Le dispositif de la garde hivernale est activé pour les routes carolos.

L’hiver est là. À Charleroi, les équipes d’épandage sont désormais mobilisées 7 jours sur 7 pour garantir de bonnes conditions de circulation sur le réseau routier. En cas de risque de gel ou de neige, le chef de zone du département de la voirie analyse l’opportunité d’intervenir, soit d’initiative, soit en réponse à une demande de la police. Le dispositif mobilise 45 agents et un charroi de 11 camions, correspondant au nombre de circuits prioritaires. Parce qu’il est impossible de traiter l’ensemble des rues du réseau communal d’une longueur de 660 kilomètres, ces itinéraires ont été établis en concertation avec la police et les TEC.

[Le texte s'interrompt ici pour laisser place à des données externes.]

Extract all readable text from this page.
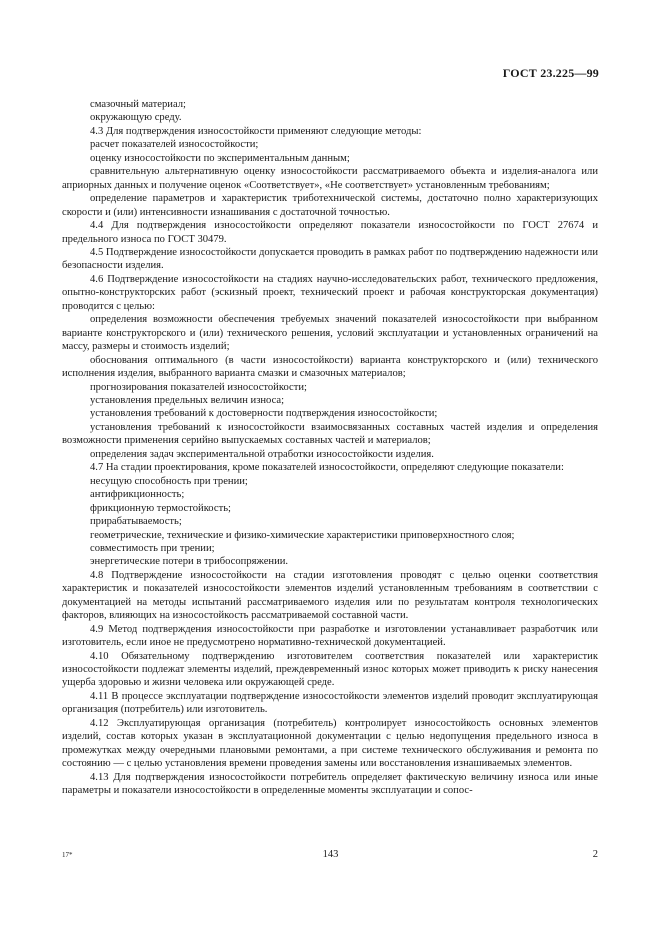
ГОСТ 23.225—99

смазочный материал;

окружающую среду.

4.3 Для подтверждения износостойкости применяют следующие методы:

расчет показателей износостойкости;

оценку износостойкости по экспериментальным данным;

сравнительную альтернативную оценку износостойкости рассматриваемого объекта и изделия-аналога или априорных данных и получение оценок «Соответствует», «Не соответствует» установленным требованиям;

определение параметров и характеристик триботехнической системы, достаточно полно характеризующих скорости и (или) интенсивности изнашивания с достаточной точностью.

4.4 Для подтверждения износостойкости определяют показатели износостойкости по ГОСТ 27674 и предельного износа по ГОСТ 30479.

4.5 Подтверждение износостойкости допускается проводить в рамках работ по подтверждению надежности или безопасности изделия.

4.6 Подтверждение износостойкости на стадиях научно-исследовательских работ, технического предложения, опытно-конструкторских работ (эскизный проект, технический проект и рабочая конструкторская документация) проводится с целью:

определения возможности обеспечения требуемых значений показателей износостойкости при выбранном варианте конструкторского и (или) технического решения, условий эксплуатации и установленных ограничений на массу, размеры и стоимость изделий;

обоснования оптимального (в части износостойкости) варианта конструкторского и (или) технического исполнения изделия, выбранного варианта смазки и смазочных материалов;

прогнозирования показателей износостойкости;

установления предельных величин износа;

установления требований к достоверности подтверждения износостойкости;

установления требований к износостойкости взаимосвязанных составных частей изделия и определения возможности применения серийно выпускаемых составных частей и материалов;

определения задач экспериментальной отработки износостойкости изделия.

4.7 На стадии проектирования, кроме показателей износостойкости, определяют следующие показатели:

несущую способность при трении;

антифрикционность;

фрикционную термостойкость;

прирабатываемость;

геометрические, технические и физико-химические характеристики приповерхностного слоя;

совместимость при трении;

энергетические потери в трибосопряжении.

4.8 Подтверждение износостойкости на стадии изготовления проводят с целью оценки соответствия характеристик и показателей износостойкости элементов изделий установленным требованиям в соответствии с документацией на методы испытаний рассматриваемого изделия или по результатам контроля технологических факторов, влияющих на износостойкость рассматриваемой составной части.

4.9 Метод подтверждения износостойкости при разработке и изготовлении устанавливает разработчик или изготовитель, если иное не предусмотрено нормативно-технической документацией.

4.10 Обязательному подтверждению изготовителем соответствия показателей или характеристик износостойкости подлежат элементы изделий, преждевременный износ которых может приводить к риску нанесения ущерба здоровью и жизни человека или окружающей среде.

4.11 В процессе эксплуатации подтверждение износостойкости элементов изделий проводит эксплуатирующая организация (потребитель) или изготовитель.

4.12 Эксплуатирующая организация (потребитель) контролирует износостойкость основных элементов изделий, состав которых указан в эксплуатационной документации с целью недопущения предельного износа в промежутках между очередными плановыми ремонтами, а при системе технического обслуживания и ремонта по состоянию — с целью установления времени проведения замены или восстановления изнашиваемых элементов.

4.13 Для подтверждения износостойкости потребитель определяет фактическую величину износа или иные параметры и показатели износостойкости в определенные моменты эксплуатации и сопос-

17*	143	2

Les réserves de sel sont suffisantes pour affronter les intempéries. Comme l’explique l’échevin des Travaux et de la Voirie Eric Goffart (C +), " nos services s’approvisionnent au fur et à mesure chez le fournisseur dans le cadre d’un marché stock de quatre ans. Son montant annuel est de 125 000 euros, soit un demi-million d’euros au total ce qui assure un approvisionnement tant pour sécuriser les routes que les entrées piétonnes de bâtiments publics (écoles, crèches, maisons communales annexes), y compris les places où se tiennent les marchés de détail hebdomadaires".

Bien évidemment, la consommation de sel varie selon les besoins. Ces dernières années, les besoins ont été limités compte tenu d’une météo relativement clémente. L’hiver 2012-2013 avait été beaucoup plus rude avec environ 2 000 tonnes déversées sur le réseau communal.

Il est important de rappeler que les riverains ont des devoirs en cas de neige ou de verglas. Le règlement de police stipule en effet qu’ils sont responsables de l’état de leur trottoir et qu’ils doivent veiller à maintenir sa praticabilité. Soit le saler ou y dégager un passage.